Page 47 - Аленушкины сказки
P. 47

– И еще какой плут! – соглашался Ермилыч. – В прошлом году вот как ловко подменил
       аметист проезжающему барину! Тот ему дал поправить камень, потому грань притупилась и
       царапины были. Я и поправлял еще… Камень был отличный!.. Вот он его себе и оставил, а
       проезжающему-то барину другой всучил… Известно, господа ничего не понимают, что и к
       чему.

       Четвертый рабочий, Левка, немой от рождения, не мог принимать участия в этих разговорах и
       только мычал, когда Ермилыч знаками объяснял ему, какой плут их хозяин.

       Сам Ухов заглядывал в свою мастерскую только рано утром, когда раздавал работу, да
       вечером, когда принимал готовые камни. Исключение представляли те случаи, когда
       попадала какая-нибудь срочная работа. Тогда Алексей Иваныч забегал по десяти раз, чтобы
       поторопить рабочих. Ермилыч не мог терпеть такой срочной работы и каждый раз ворчал.

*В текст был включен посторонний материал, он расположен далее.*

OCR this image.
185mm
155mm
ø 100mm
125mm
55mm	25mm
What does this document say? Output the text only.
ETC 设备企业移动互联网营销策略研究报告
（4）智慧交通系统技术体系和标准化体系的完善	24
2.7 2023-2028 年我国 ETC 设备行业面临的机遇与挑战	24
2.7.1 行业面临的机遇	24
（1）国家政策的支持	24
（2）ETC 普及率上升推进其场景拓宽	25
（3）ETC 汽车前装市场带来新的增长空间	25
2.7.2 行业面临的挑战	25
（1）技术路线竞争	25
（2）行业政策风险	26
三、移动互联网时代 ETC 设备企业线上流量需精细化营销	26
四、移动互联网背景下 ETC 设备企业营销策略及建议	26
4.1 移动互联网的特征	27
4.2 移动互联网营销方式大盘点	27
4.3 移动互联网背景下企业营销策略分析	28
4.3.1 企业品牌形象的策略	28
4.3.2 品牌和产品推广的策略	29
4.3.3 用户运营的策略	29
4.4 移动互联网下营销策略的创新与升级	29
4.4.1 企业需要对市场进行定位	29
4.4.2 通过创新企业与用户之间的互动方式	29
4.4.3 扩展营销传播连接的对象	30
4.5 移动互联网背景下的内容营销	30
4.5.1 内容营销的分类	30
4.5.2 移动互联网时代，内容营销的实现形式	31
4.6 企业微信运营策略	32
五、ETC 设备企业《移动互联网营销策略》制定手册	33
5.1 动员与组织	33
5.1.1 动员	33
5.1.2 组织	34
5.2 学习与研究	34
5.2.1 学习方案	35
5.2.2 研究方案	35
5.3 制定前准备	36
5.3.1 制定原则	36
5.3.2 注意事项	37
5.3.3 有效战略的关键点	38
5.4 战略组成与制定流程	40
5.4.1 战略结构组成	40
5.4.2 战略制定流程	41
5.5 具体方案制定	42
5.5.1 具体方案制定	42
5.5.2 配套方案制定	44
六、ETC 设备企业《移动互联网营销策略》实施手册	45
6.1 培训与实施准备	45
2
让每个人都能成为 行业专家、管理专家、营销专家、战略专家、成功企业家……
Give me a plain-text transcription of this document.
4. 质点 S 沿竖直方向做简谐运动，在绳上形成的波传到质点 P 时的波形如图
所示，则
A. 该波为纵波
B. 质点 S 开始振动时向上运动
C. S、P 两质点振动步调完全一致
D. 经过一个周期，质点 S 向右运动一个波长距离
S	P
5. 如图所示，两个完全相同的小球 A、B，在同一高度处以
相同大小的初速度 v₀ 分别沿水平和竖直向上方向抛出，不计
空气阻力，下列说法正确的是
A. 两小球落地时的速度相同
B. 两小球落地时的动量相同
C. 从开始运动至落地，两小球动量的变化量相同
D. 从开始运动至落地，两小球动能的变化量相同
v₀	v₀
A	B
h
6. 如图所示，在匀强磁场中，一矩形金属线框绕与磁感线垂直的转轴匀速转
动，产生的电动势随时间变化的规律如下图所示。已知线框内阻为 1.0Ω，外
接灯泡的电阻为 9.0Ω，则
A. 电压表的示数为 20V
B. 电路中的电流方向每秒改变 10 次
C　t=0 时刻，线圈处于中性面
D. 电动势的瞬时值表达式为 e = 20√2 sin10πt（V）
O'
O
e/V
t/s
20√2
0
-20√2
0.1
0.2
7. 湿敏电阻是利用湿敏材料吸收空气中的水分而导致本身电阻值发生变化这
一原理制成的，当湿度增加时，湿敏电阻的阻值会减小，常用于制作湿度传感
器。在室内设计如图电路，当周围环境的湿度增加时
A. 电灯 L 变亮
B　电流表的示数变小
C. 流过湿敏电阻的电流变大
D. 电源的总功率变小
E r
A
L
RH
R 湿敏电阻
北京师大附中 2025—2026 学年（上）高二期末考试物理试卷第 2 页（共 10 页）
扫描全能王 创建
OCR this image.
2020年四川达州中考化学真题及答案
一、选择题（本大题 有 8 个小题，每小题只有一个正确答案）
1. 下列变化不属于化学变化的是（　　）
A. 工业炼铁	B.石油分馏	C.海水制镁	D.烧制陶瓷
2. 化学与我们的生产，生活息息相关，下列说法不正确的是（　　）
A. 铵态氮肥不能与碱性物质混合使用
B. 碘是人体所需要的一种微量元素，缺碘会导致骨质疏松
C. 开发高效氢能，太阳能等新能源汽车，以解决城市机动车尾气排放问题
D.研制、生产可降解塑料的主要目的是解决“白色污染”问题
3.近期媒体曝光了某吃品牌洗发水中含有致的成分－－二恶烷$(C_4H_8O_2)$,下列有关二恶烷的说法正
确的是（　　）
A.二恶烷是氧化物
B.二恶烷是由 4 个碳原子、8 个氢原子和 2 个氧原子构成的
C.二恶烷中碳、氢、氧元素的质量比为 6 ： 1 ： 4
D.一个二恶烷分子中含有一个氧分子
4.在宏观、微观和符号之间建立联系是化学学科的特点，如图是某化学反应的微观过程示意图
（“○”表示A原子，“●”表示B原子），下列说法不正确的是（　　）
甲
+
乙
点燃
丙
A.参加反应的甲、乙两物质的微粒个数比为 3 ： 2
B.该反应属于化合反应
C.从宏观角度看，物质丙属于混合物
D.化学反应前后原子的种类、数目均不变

       Всего смешнее было, когда Алексей Иваныч приходил в мастерскую, одетый как мастеровой,
       в стареньком пиджаке, в замазанном желтыми пятнами наждака переднике. Это значило, что
       кто-нибудь приедет в мастерскую, какой-нибудь выгодный заказчик или любопытный
       проезжающий. Алексей Иваныч походил на голодную лису: длинный, худой, лысый, с
       торчавшими щетиной рыжими усами и беспокойно бегавшими бесцветными глазами. У него
       были такие длинные руки, точно природа создала его специально для воровства. И как ловко
       он умел говорить с покупателями. А уж показать драгоценный камень никто лучше его не
       умел. Такой покупатель разглядывал какую-нибудь трещину или другой порок только дома.
       Иногда обманутые являлись в мастерскую и получали один и тот же ответ, – именно, что
       Алексей Иваныч куда-то уехал.

       – Как же это так? – удивлялся покупатель. – Камень никуда не годится…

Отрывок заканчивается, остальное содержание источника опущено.